途端、血の色のコバンザメは弾けるように消えていって。



「わ、わわっ」


そのまま水面に沈もうとする真澄を。

欠けた手で何とか支えることに成功する。


暖かい。

正咲など軽傷に見えるくらい青白いを通り越して紫色に見える真澄だったけれど。確かにそこに生きていた。

正咲がそれに、思わず安堵の息を吐くと。



「……僕が、阿海真澄がここにいる価値……あったでしょ?」


耳元で聞こえてくる、そんな真澄のうわごとのようでいてそうでない言葉。

まだその事を気にしていたんだって、ちょっとびっくりして。



「うん。ありがとう。真澄ちゃんのおかげで、たすかったよ」


何きをてらうこともなく、正咲はまっすぐにそう言った。



「ふひひ、てれるじゃねーかい……」


すると、真澄は何だか男らしい? そんな呟きをもらして。

すぅっと眠るように、意識を失った。


正咲ははっとなってすぐさまそんな真澄を背負い上げて。

ゆっくり、ゆっくり水辺から上がって。



不意に頭上にかかる、小さな影。

何気に見上げれば、そこには天井のところに隠れていた紅の姿があって。

ちょっとびっくりして警戒する正咲。


正直戦いになったら目の前の彼にも負ける自信があるぞ、なんてしょうもないことを思っていると。

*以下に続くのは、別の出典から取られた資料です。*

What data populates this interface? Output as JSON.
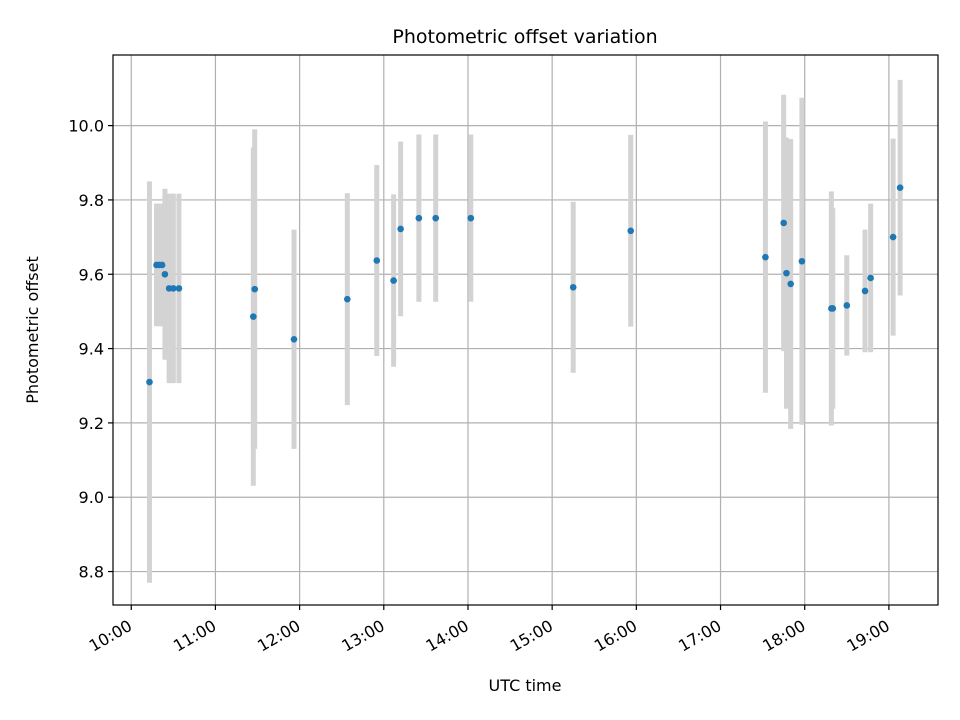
{
  "chart_data": {
    "type": "scatter",
    "title": "Photometric offset variation",
    "xlabel": "UTC time",
    "ylabel": "Photometric offset",
    "x_ticks": [
      "10:00",
      "11:00",
      "12:00",
      "13:00",
      "14:00",
      "15:00",
      "16:00",
      "17:00",
      "18:00",
      "19:00"
    ],
    "y_ticks": [
      "8.8",
      "9.0",
      "9.2",
      "9.4",
      "9.6",
      "9.8",
      "10.0"
    ],
    "xlim": [
      "09:47",
      "19:35"
    ],
    "ylim": [
      8.71,
      10.19
    ],
    "grid": true,
    "colors": {
      "point": "#1f77b4",
      "errorbar": "#d3d3d3",
      "grid": "#b0b0b0"
    },
    "points": [
      {
        "x": "10:13",
        "y": 9.31,
        "err": 0.54
      },
      {
        "x": "10:18",
        "y": 9.625,
        "err": 0.165
      },
      {
        "x": "10:20",
        "y": 9.625,
        "err": 0.165
      },
      {
        "x": "10:22",
        "y": 9.625,
        "err": 0.165
      },
      {
        "x": "10:24",
        "y": 9.6,
        "err": 0.23
      },
      {
        "x": "10:27",
        "y": 9.562,
        "err": 0.255
      },
      {
        "x": "10:30",
        "y": 9.562,
        "err": 0.255
      },
      {
        "x": "10:34",
        "y": 9.562,
        "err": 0.255
      },
      {
        "x": "11:27",
        "y": 9.486,
        "err": 0.455
      },
      {
        "x": "11:28",
        "y": 9.56,
        "err": 0.43
      },
      {
        "x": "11:56",
        "y": 9.425,
        "err": 0.295
      },
      {
        "x": "12:34",
        "y": 9.533,
        "err": 0.285
      },
      {
        "x": "12:55",
        "y": 9.637,
        "err": 0.257
      },
      {
        "x": "13:07",
        "y": 9.583,
        "err": 0.232
      },
      {
        "x": "13:12",
        "y": 9.722,
        "err": 0.235
      },
      {
        "x": "13:25",
        "y": 9.751,
        "err": 0.225
      },
      {
        "x": "13:37",
        "y": 9.751,
        "err": 0.225
      },
      {
        "x": "14:02",
        "y": 9.751,
        "err": 0.225
      },
      {
        "x": "15:15",
        "y": 9.565,
        "err": 0.23
      },
      {
        "x": "15:56",
        "y": 9.717,
        "err": 0.258
      },
      {
        "x": "17:32",
        "y": 9.646,
        "err": 0.365
      },
      {
        "x": "17:45",
        "y": 9.738,
        "err": 0.345
      },
      {
        "x": "17:47",
        "y": 9.603,
        "err": 0.365
      },
      {
        "x": "17:50",
        "y": 9.574,
        "err": 0.39
      },
      {
        "x": "17:58",
        "y": 9.635,
        "err": 0.44
      },
      {
        "x": "18:19",
        "y": 9.508,
        "err": 0.315
      },
      {
        "x": "18:20",
        "y": 9.508,
        "err": 0.27
      },
      {
        "x": "18:30",
        "y": 9.516,
        "err": 0.135
      },
      {
        "x": "18:43",
        "y": 9.555,
        "err": 0.165
      },
      {
        "x": "18:47",
        "y": 9.59,
        "err": 0.2
      },
      {
        "x": "19:03",
        "y": 9.7,
        "err": 0.265
      },
      {
        "x": "19:08",
        "y": 9.833,
        "err": 0.29
      }
    ]
  }
}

そんな正咲の事などお構いなしに、紅はくるりと一回転。

その後頭部を開き、光るモニターを見せてくる。



――ーそこには、こう書かれていた。



《  螺旋の試練……クリア。『魂の宝珠』、獲得。この宝珠を『心臓の間』へ続く扉へとはめ込むことで、『脱出への扉』が開かれます…… 》




「脱出の扉、かぁ……」


それこそが、正咲とそして真澄の報酬。


ここではない、終末の近づく外の世界に、会わなくてはいけない人がいる。

一刻も早く、会わないといけない人がいる。


だけど。

 


「みんなとの約束、はたさなくちゃね……」

 

正咲は自分を誤魔化すようにそう呟き、歩き出した。

……いや、それは決して誤魔化しているわけではなく。

約束があるからと、自分の一番したいことを押し殺していたのだろう。

 


 

「――何度でも、何度でも、ボクはうまれかわってーゆく~♪」



まるで今このためにあるような、『蘇生』の歌が、正咲自身と真澄に降り注ぐ。

 

それは、どこか滑稽で。


それでいて、何だか無性に悲しくて……。